Two other figures who have been front and center for Loney over the past five years are his personal care attendant Nicole Kohlbeck and his service dog Rio. Kohlbeck is always by Loney’s side and has driven him from his home in Maple Grove to St. Peter countless times during the past three years. Rio is another constant in Loney’s life and will be right next to him when he crosses the stage at Sunday’s commencement ceremony.
The Courage Center has also provided Loney with a tremendous amount of support as well as cutting-edge physical and occupational therapies. Perhaps the most beneficial service that the center provides is called ABLE therapy, which stands for Activity-Based Locomotor Exercise. After strapping Loney into a harness, therapists guide Loney’s legs on a treadmill for 30-45 minutes. The exercise is all about keeping muscles strong and internal organs healthy.
“It’s really good for my body and it also just feels good to be upright walking and to feel tall again,” Loney said. “The sensation is coming back a little more in certain areas. Under my left thigh I can feel a lot and in my calves and my feet. I can usually tell when people are touching me. I’m working out every day, trying to stretch, and trying to get my core stronger. They are small steps, but it’s good.”
A self-described people person, Loney always pictured himself doing something in sales or marketing where he could interact with people. He said he chose to major in management because it would allow him to go down many different avenues with his career.
Several years ago, Loney and Hoffman started their own inspirational clothing line called Live Life Clothing. Hoffman has since moved out to California to pursue his career, but Loney has stuck with the concept and has continued to develop a business plan during his time at Gustavus. Loney hopes to someday combine the clothing line with a motivational speaking career.
“I’ve always had kind of an entrepreneur mindset and when Kevin went out to California I told Bruce about the idea and he has used what I’m doing outside of school to correlate with what we’re doing in class, which has been really fun,” Loney said. “Our company is designed to inspire people on a daily basis as they face life’s obstacles. Live Life Clothing represents a lifestyle of those who never give up in the face of adversity – giving it their all every single day.”
“Brendan has been very aggressive making contacts up in the Twin Cities for Live Life Clothing,” Johnson said. “Kristian Brekkan and I plan to work with him this summer to develop a stronger business plan to help that business grow because I think it could be very successful for him.”
Success is something that Loney’s best friends say they have come to expect out of him.

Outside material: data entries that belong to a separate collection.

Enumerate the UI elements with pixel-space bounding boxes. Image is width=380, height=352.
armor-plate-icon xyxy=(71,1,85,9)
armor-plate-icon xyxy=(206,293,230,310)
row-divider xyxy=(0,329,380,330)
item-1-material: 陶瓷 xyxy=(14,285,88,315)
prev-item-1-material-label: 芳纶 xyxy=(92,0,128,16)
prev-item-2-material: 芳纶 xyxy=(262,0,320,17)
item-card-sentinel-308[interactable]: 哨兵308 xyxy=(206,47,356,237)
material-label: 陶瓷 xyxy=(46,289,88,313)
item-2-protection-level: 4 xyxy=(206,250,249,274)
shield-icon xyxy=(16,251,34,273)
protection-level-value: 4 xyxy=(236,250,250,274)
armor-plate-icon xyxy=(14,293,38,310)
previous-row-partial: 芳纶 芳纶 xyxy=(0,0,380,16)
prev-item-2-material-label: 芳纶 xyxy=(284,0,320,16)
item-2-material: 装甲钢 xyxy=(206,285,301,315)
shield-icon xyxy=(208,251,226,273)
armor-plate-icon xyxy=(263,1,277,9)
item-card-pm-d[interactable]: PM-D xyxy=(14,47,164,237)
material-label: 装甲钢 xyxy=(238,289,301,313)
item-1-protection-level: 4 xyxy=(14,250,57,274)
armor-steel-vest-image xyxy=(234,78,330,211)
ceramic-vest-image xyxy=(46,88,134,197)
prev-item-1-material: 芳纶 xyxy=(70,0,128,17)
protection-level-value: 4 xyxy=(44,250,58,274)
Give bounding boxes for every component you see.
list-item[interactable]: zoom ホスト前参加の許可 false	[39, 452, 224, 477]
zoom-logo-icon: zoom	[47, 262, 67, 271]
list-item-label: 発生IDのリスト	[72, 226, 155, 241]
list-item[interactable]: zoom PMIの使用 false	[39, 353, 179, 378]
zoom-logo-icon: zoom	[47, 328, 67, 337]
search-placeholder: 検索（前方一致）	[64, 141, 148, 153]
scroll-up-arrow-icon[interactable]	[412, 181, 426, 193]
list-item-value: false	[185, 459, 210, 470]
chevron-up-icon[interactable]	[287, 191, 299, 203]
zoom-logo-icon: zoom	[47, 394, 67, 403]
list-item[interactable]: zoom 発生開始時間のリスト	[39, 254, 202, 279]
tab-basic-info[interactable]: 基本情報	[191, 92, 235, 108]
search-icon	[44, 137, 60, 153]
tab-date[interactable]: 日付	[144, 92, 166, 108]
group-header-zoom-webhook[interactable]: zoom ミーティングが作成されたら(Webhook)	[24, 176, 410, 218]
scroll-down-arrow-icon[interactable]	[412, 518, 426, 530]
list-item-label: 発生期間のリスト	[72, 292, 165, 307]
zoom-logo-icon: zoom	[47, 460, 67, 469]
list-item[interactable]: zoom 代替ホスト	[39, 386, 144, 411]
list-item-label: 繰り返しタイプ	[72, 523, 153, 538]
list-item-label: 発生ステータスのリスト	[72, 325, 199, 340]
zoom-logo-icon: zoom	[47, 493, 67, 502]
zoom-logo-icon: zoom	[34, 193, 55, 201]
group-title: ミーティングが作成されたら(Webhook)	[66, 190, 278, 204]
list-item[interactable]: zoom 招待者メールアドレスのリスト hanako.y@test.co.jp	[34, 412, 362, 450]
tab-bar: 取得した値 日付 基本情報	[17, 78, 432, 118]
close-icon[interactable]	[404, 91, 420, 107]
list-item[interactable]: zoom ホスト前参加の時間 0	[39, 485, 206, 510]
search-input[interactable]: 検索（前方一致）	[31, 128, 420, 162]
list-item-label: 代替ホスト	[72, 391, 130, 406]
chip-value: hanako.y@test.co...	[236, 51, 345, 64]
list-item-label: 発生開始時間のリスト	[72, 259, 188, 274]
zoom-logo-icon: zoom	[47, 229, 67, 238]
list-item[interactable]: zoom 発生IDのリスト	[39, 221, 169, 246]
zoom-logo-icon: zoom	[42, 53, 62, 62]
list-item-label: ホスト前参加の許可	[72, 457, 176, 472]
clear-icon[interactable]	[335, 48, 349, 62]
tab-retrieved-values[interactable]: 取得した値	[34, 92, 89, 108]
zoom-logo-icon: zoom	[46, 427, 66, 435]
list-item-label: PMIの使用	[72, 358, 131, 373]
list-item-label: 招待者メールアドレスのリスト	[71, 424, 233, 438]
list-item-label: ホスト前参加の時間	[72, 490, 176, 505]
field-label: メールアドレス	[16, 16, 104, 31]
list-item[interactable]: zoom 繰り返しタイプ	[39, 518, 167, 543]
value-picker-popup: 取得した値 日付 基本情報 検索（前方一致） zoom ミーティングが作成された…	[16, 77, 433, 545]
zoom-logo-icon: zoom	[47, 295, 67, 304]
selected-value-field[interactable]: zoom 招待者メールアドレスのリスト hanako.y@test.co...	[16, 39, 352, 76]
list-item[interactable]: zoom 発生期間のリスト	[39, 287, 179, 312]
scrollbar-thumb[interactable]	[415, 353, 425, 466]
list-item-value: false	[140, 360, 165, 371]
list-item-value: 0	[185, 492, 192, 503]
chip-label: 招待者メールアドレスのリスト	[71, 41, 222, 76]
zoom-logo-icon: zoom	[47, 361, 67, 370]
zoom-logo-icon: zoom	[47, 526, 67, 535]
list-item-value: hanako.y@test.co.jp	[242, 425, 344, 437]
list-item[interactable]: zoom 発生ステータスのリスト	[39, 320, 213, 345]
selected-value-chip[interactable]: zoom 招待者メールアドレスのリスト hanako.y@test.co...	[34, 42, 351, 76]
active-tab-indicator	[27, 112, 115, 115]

“Brendan’s positive attitude and ability to find the good in the situation, even when it appears there is none, is his biggest strength,” Elledge said. “Brendan has used this traumatic accident to propel himself to the next level – a level that most people cannot fathom. He suffers this horrific injury and continues to go to school, get his degree, and start a clothing company. He has already made a huge difference in this world and this is just the start of it.”
While Loney is clearly motivated to make a difference in the world in the years to come, Sunday will be a day of reflection and celebration of a six-year journey. A journey that nobody could have predicted, but a journey that Loney can be proud of.
“My parents and I talk all the time and we think if I went to any other school that it wouldn’t have turned out this way. That’s why when I talk to people who are thinking about going to Gustavus, I tell them 100 percent to go there,” Loney said. “I’m going to feel excitement on Sunday. It’s going to be a little bitter sweet because I’m not graduating with my best friends, but it will be really nice wearing that cap and gown and finally getting through.”